An Elk's Idea: The History of the Hoop Shoot
(Reprinted from the Elks Magazine)
The Hoop Shoot program began more than sixty years ago. Frank Hise, of the Corvallis, Oregon Lodge came up with this idea as a way to bring a sense of accomplishment to every child who enjoys basketball. While observing a group of boys playing the sport, Hise noted that taller chilldren had a distinct advantage over the smaller boys. This inspired him to devise a free thow contest where every child would have an equal chance to experience success. Older boys take turns shooting from the foul line fifteen feet from the basket and younger boys shoot four feet closer to the basket to ensure that everyone has a fair chance at making the baskets.
Today, all fifty states are represented in the program which is open to girls as well as boys. The Hoop Shoot free-throw shooting contest is the largest non-commercial, co-educational sport program in America and is sponsored by the Benevolent and Protective Order of the Elks. All of the competitions are free and if a child wins at the lodge level, the travel expenses to the district and state competitions are covered by the lodge and state associations. The Hoop Shoot prgram builds character while promoting integrity, hard work (with contestants practicing shooting hundredreds of free throws a day), setting goals, increasing quality family time, and good sportsmanship.

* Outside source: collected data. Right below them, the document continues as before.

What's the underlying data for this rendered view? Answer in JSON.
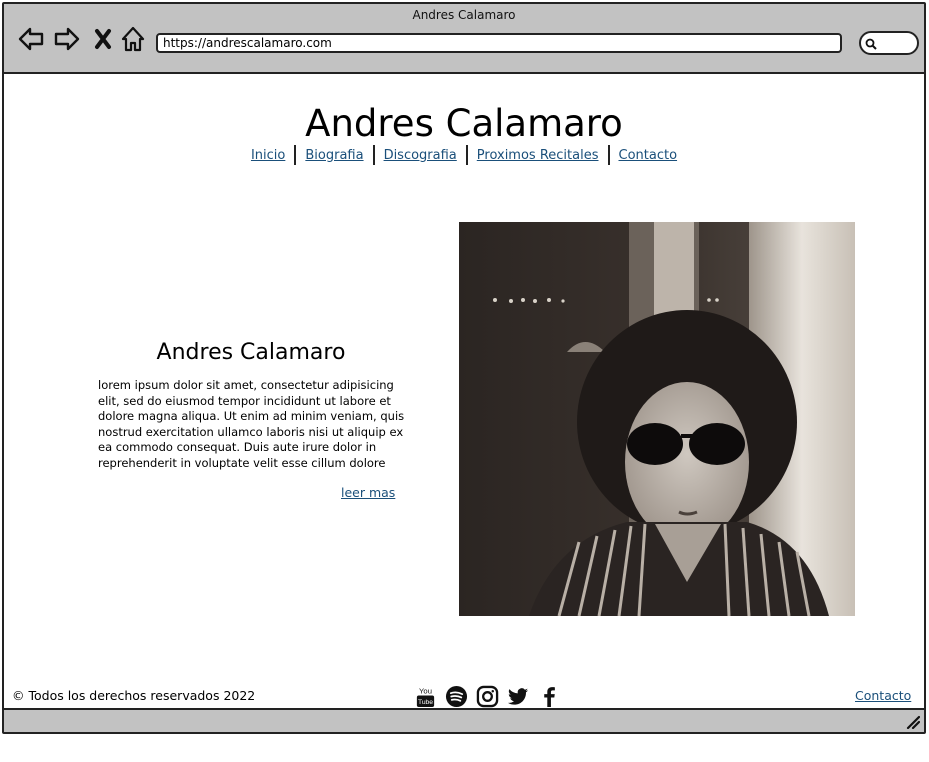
{
  "window": {
    "title": "Andres Calamaro"
  },
  "browser": {
    "url": "https://andrescalamaro.com",
    "icons": {
      "back": "back-arrow-icon",
      "forward": "forward-arrow-icon",
      "stop": "close-icon",
      "home": "home-icon",
      "search": "search-icon"
    }
  },
  "header": {
    "title": "Andres Calamaro",
    "nav": [
      "Inicio",
      "Biografia",
      "Discografia",
      "Proximos Recitales",
      "Contacto"
    ]
  },
  "main": {
    "title": "Andres Calamaro",
    "body": "lorem ipsum dolor sit amet, consectetur adipisicing elit, sed do eiusmod tempor incididunt ut labore et dolore magna aliqua. Ut enim ad minim veniam, quis nostrud exercitation ullamco laboris nisi ut aliquip ex ea commodo consequat. Duis aute irure dolor in reprehenderit in voluptate velit esse cillum dolore",
    "read_more": "leer mas"
  },
  "footer": {
    "copyright": "© Todos los derechos reservados 2022",
    "social_icons": [
      "youtube-icon",
      "spotify-icon",
      "instagram-icon",
      "twitter-icon",
      "facebook-icon"
    ],
    "contact_link": "Contacto"
  },
  "colors": {
    "link": "#1a4f7a",
    "chrome": "#c2c2c2",
    "border": "#222222"
  }
}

The contest features three divisions for boys and three divisions for girls according to age: 8-9, 10-11, & 12-13 years old. Each year, the top six winners in their division at the national finals have their names inscribed on an Elks plaque permanently housed at the Naismith Memorial Basketball Hall of Fame in Springfield, Massachusets.
The 39th Annual Elks Hoop Shoot 2011 contest was a huge success! The 72 national finalists from across the country competed to win the title of top overall scorer in their division. The competition was fierce. Three finalists shot a perfect 25 out of 25. Kendal Cloninger from Gastonia, N.C., Lodge No. 1644, who's perfect score landed her in first place in the 12- to 13-year-old girls' division, claimed the Getty Powell Award for being the top overall female scorer.
Both Henry Westphal from Portland, Maine, Lodge No. 188, and Jerrik Rydbom from Blairsville, Pa., Lodge No. 406, shot 25 out of 25, so they competed in a shoot-out for the Getty Powell Award for best overall male scorer. After eight tense rounds, Henry, who competed in the 8- to 9-year old boys' division, claimed the Getty Powell Award.